Patients’ families also toured the new building prior to move day. “You can imagine the concerns of parents with a child in critical care,” says Dahlstrom. “We made sure that families of Pediatrics, ICN, and PICU patients had a chance to see the new rooms their loved ones would move to and learn their way to the room and visiting areas. We also told families exactly when their patient would move. On M-Day, we called them when the patient left Hanover, and when they arrived safely in Lebanon.”

Patients were transferred to the new complex in buses, vans, and ambulances. Moving vans were turned into mobile ICUs to transport critical care patients.

“The ICU vans accommodated a patient, a physician, a nurse, a respiratory therapist and all the equipment – oxygen tanks, IV poles, monitors – the patient needed,” says Susan Reeves, RN, DHMC Vice President and Chair of Nursing at Colby-Sawyer College, who oversaw the patient move.

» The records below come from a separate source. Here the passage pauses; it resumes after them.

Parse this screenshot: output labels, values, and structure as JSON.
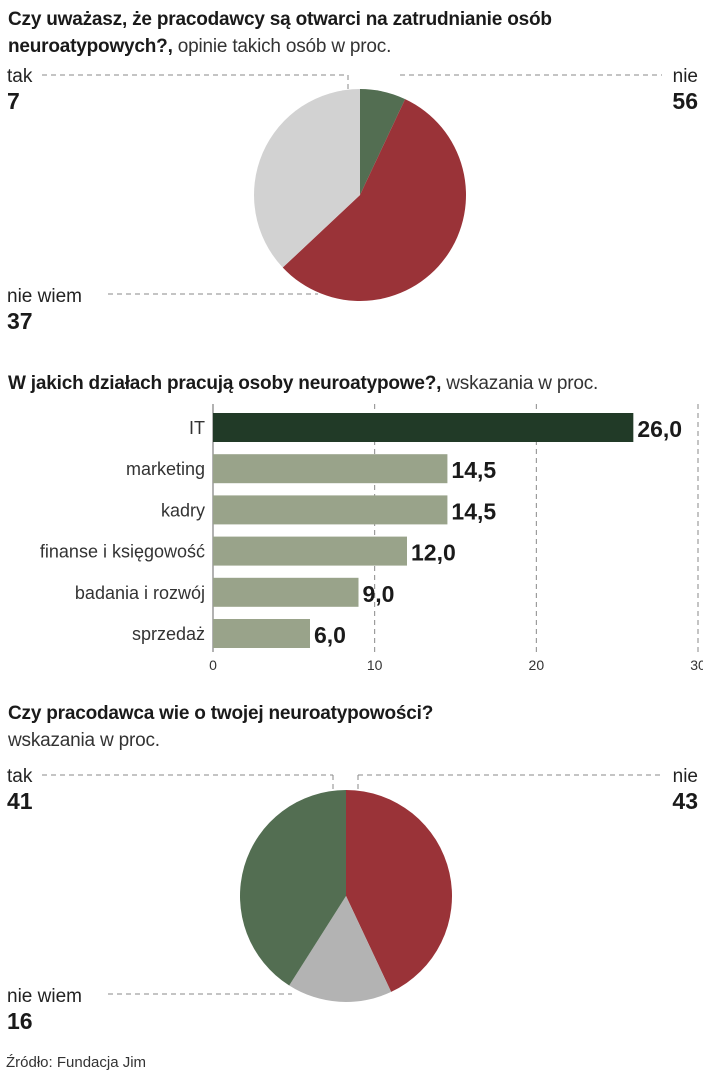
{
  "chart_data": [
    {
      "type": "pie",
      "title": "Czy uważasz, że pracodawcy są otwarci na zatrudnianie osób neuroatypowych?,",
      "subtitle": "opinie takich osób w proc.",
      "slices": [
        {
          "label": "tak",
          "value": 7,
          "color": "#536e52"
        },
        {
          "label": "nie",
          "value": 56,
          "color": "#9a3338"
        },
        {
          "label": "nie wiem",
          "value": 37,
          "color": "#d2d2d2"
        }
      ]
    },
    {
      "type": "bar",
      "orientation": "horizontal",
      "title": "W jakich działach pracują osoby neuroatypowe?,",
      "subtitle": "wskazania w proc.",
      "categories": [
        "IT",
        "marketing",
        "kadry",
        "finanse i księgowość",
        "badania i rozwój",
        "sprzedaż"
      ],
      "values": [
        26.0,
        14.5,
        14.5,
        12.0,
        9.0,
        6.0
      ],
      "value_labels": [
        "26,0",
        "14,5",
        "14,5",
        "12,0",
        "9,0",
        "6,0"
      ],
      "xlim": [
        0,
        30
      ],
      "xticks": [
        "0",
        "10",
        "20",
        "30"
      ],
      "grid": true,
      "highlight_color": "#213a27",
      "bar_color": "#99a38a"
    },
    {
      "type": "pie",
      "title": "Czy pracodawca wie o twojej neuroatypowości?",
      "subtitle": "wskazania w proc.",
      "slices": [
        {
          "label": "nie",
          "value": 43,
          "color": "#9a3338"
        },
        {
          "label": "nie wiem",
          "value": 16,
          "color": "#b3b3b3"
        },
        {
          "label": "tak",
          "value": 41,
          "color": "#536e52"
        }
      ]
    }
  ],
  "source": "Źródło: Fundacja Jim"
}
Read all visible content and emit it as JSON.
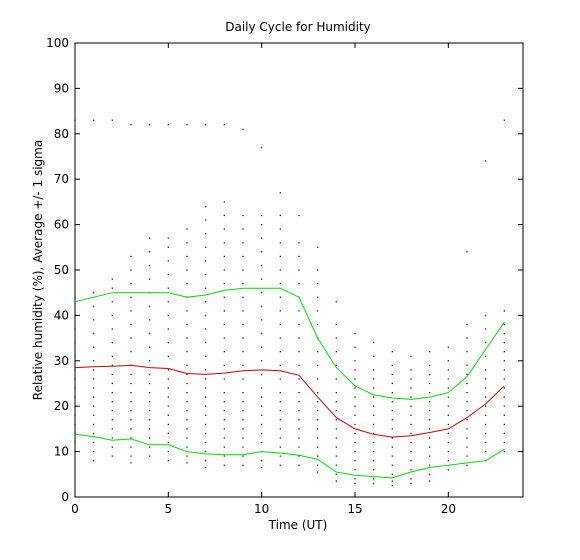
{
  "chart_data": {
    "type": "line",
    "title": "Daily Cycle for Humidity",
    "xlabel": "Time (UT)",
    "ylabel": "Relative humidity (%), Average +/- 1 sigma",
    "xlim": [
      0,
      24
    ],
    "ylim": [
      0,
      100
    ],
    "xticks": [
      0,
      5,
      10,
      15,
      20
    ],
    "yticks": [
      0,
      10,
      20,
      30,
      40,
      50,
      60,
      70,
      80,
      90,
      100
    ],
    "grid": false,
    "legend": "none",
    "series": [
      {
        "role": "upper",
        "color": "#00dd00",
        "x": [
          0,
          1,
          2,
          3,
          4,
          5,
          6,
          7,
          8,
          9,
          10,
          11,
          12,
          13,
          14,
          15,
          16,
          17,
          18,
          19,
          20,
          21,
          22,
          23
        ],
        "values": [
          43,
          44,
          45,
          45,
          45,
          45,
          44,
          44.5,
          45.5,
          46,
          46,
          46,
          44,
          35,
          28.5,
          24.5,
          22.5,
          21.8,
          21.5,
          22,
          23,
          26.5,
          32.5,
          38.5
        ]
      },
      {
        "role": "mean",
        "color": "#cc0000",
        "x": [
          0,
          1,
          2,
          3,
          4,
          5,
          6,
          7,
          8,
          9,
          10,
          11,
          12,
          13,
          14,
          15,
          16,
          17,
          18,
          19,
          20,
          21,
          22,
          23
        ],
        "values": [
          28.5,
          28.7,
          28.8,
          29,
          28.5,
          28.3,
          27.2,
          27,
          27.3,
          27.8,
          28,
          27.8,
          26.8,
          22,
          17.5,
          15,
          13.8,
          13.2,
          13.5,
          14.2,
          15,
          17.5,
          20.5,
          24.5
        ]
      },
      {
        "role": "lower",
        "color": "#00dd00",
        "x": [
          0,
          1,
          2,
          3,
          4,
          5,
          6,
          7,
          8,
          9,
          10,
          11,
          12,
          13,
          14,
          15,
          16,
          17,
          18,
          19,
          20,
          21,
          22,
          23
        ],
        "values": [
          13.8,
          13.3,
          12.5,
          12.8,
          11.5,
          11.5,
          10,
          9.5,
          9.3,
          9.3,
          10,
          9.7,
          9.2,
          8.3,
          5.5,
          4.8,
          4.5,
          4.2,
          5.5,
          6.5,
          7,
          7.5,
          8,
          10.5
        ]
      }
    ],
    "scatter_color": "#000000",
    "scatter": [
      {
        "x": 0,
        "values": [
          83,
          44,
          40,
          37,
          34,
          31,
          28,
          26,
          24,
          22,
          20,
          18,
          16,
          14,
          12,
          10
        ]
      },
      {
        "x": 1,
        "values": [
          83,
          45,
          42,
          39,
          36,
          33,
          30,
          28,
          26,
          24,
          22,
          20,
          18,
          16,
          14,
          12,
          10,
          8
        ]
      },
      {
        "x": 2,
        "values": [
          83,
          48,
          46,
          43,
          40,
          37,
          34,
          31,
          29,
          27,
          25,
          23,
          21,
          19,
          17,
          15,
          13,
          11,
          9
        ]
      },
      {
        "x": 3,
        "values": [
          82,
          53,
          50,
          47,
          44,
          41,
          38,
          35,
          32,
          29,
          27,
          25,
          23,
          21,
          19,
          17,
          15,
          13,
          11,
          9,
          7.5
        ]
      },
      {
        "x": 4,
        "values": [
          82,
          57,
          54,
          51,
          48,
          45,
          42,
          39,
          36,
          33,
          30,
          27,
          25,
          23,
          21,
          19,
          17,
          15,
          13,
          11,
          9
        ]
      },
      {
        "x": 5,
        "values": [
          82,
          57,
          55,
          52,
          49,
          46,
          43,
          40,
          37,
          34,
          31,
          28,
          26,
          24,
          22,
          20,
          18,
          16,
          14,
          12,
          10,
          8
        ]
      },
      {
        "x": 6,
        "values": [
          82,
          59,
          56,
          53,
          50,
          47,
          44,
          41,
          38,
          35,
          32,
          29,
          27,
          25,
          23,
          21,
          19,
          17,
          15,
          13,
          11,
          9,
          7.5
        ]
      },
      {
        "x": 7,
        "values": [
          82,
          64,
          61,
          58,
          55,
          52,
          49,
          46,
          43,
          40,
          37,
          34,
          31,
          28,
          26,
          24,
          22,
          20,
          18,
          16,
          14,
          12,
          10,
          8,
          6.5
        ]
      },
      {
        "x": 8,
        "values": [
          82,
          65,
          62,
          59,
          56,
          53,
          50,
          47,
          44,
          41,
          38,
          35,
          32,
          29,
          26,
          23,
          21,
          19,
          17,
          15,
          13,
          11,
          9,
          7
        ]
      },
      {
        "x": 9,
        "values": [
          81,
          62,
          59,
          56,
          53,
          50,
          47,
          44,
          41,
          38,
          35,
          32,
          29,
          26,
          23,
          21,
          19,
          17,
          15,
          13,
          11,
          9,
          7
        ]
      },
      {
        "x": 10,
        "values": [
          77,
          62,
          60,
          57,
          54,
          51,
          48,
          45,
          42,
          39,
          36,
          33,
          30,
          27,
          24,
          22,
          20,
          18,
          16,
          14,
          12,
          10,
          8,
          6.5
        ]
      },
      {
        "x": 11,
        "values": [
          67,
          62,
          59,
          56,
          53,
          50,
          47,
          44,
          41,
          38,
          35,
          32,
          29,
          26,
          23,
          21,
          19,
          17,
          15,
          13,
          11,
          9,
          7
        ]
      },
      {
        "x": 12,
        "values": [
          62,
          56,
          53,
          50,
          47,
          44,
          41,
          38,
          35,
          32,
          29,
          26,
          23,
          21,
          19,
          17,
          15,
          13,
          11,
          9,
          7
        ]
      },
      {
        "x": 13,
        "values": [
          55,
          50,
          47,
          44,
          41,
          38,
          35,
          32,
          29,
          26,
          23,
          21,
          19,
          17,
          15,
          13,
          11,
          9,
          7,
          5.5
        ]
      },
      {
        "x": 14,
        "values": [
          43,
          38,
          35,
          32,
          29,
          26,
          23,
          21,
          19,
          17,
          15,
          13,
          11,
          9,
          7,
          5,
          3.5
        ]
      },
      {
        "x": 15,
        "values": [
          36,
          33,
          30,
          28,
          26,
          24,
          22,
          20,
          18,
          16,
          14,
          12,
          10,
          8,
          6,
          4,
          3
        ]
      },
      {
        "x": 16,
        "values": [
          34,
          31,
          28,
          26,
          24,
          22,
          20,
          18,
          16,
          14,
          12,
          10,
          8,
          6,
          4,
          3
        ]
      },
      {
        "x": 17,
        "values": [
          32,
          29,
          27,
          25,
          23,
          21,
          19,
          17,
          15,
          13,
          11,
          9,
          7,
          5,
          3.5,
          2.5
        ]
      },
      {
        "x": 18,
        "values": [
          31,
          28,
          26,
          24,
          22,
          20,
          18,
          16,
          14,
          12,
          10,
          8,
          6,
          4,
          3
        ]
      },
      {
        "x": 19,
        "values": [
          32,
          29,
          27,
          25,
          23,
          21,
          19,
          17,
          15,
          13,
          11,
          9,
          7,
          5,
          3.5
        ]
      },
      {
        "x": 20,
        "values": [
          33,
          30,
          28,
          26,
          24,
          22,
          20,
          18,
          16,
          14,
          12,
          10,
          8,
          6
        ]
      },
      {
        "x": 21,
        "values": [
          54,
          38,
          35,
          32,
          29,
          27,
          25,
          23,
          21,
          19,
          17,
          15,
          13,
          11,
          9,
          7
        ]
      },
      {
        "x": 22,
        "values": [
          74,
          40,
          37,
          34,
          31,
          28,
          26,
          24,
          22,
          20,
          18,
          16,
          14,
          12,
          10,
          8
        ]
      },
      {
        "x": 23,
        "values": [
          83,
          41,
          38,
          36,
          34,
          32,
          30,
          28,
          26,
          24,
          22,
          20,
          18,
          16,
          14,
          12,
          10
        ]
      }
    ]
  }
}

“The move was exciting for staff that was leaving a well-loved, but out-of-date facility, for state-of-the-art accommodations where they could deliver the highest quality of care. It was also exciting for patients,” says Reeves, “because everyone understood that being part of the move was being part of the region’s history.”

From the archives: The 1991 video of our big move.

“It was hard to say goodbye to the Hanover campus,” says Dahlstrom. “Staff and patients wrote spontaneous and cathartic messages on walls before they left. When people saw the new building though, they were thrilled. The Lebanon building is a deliberate mix of welcoming comfort and high tech design. Patients and their families have more space and the parallel front-of-house/back-of-house areas give them and clinicians the privacy high-quality care requires.”

It’s impossible to quantify the amount of work, cooperation, and collaboration between physicians, nurses, administrators, housekeepers, engineers, movers, town planning boards, police and fire squads, and volunteers that made M-Day a success.

And, by any measure, it was an incredible success.

Twenty-six moving vans hauled equipment, furniture and 40,000 cartons totaling 5 million pounds. Thirteen ambulances and mobile ICUs transferred 228 patients—all in just under nine hours without a hitch.

When the last transport radioed the few staff that remained in Hanover to announce that the 228th patient had made it to Lebanon safe and sound, Reeves recalls, “A cheer went up and we applauded each other. It was an amazing effort and it couldn’t have gone better. We’d made it.”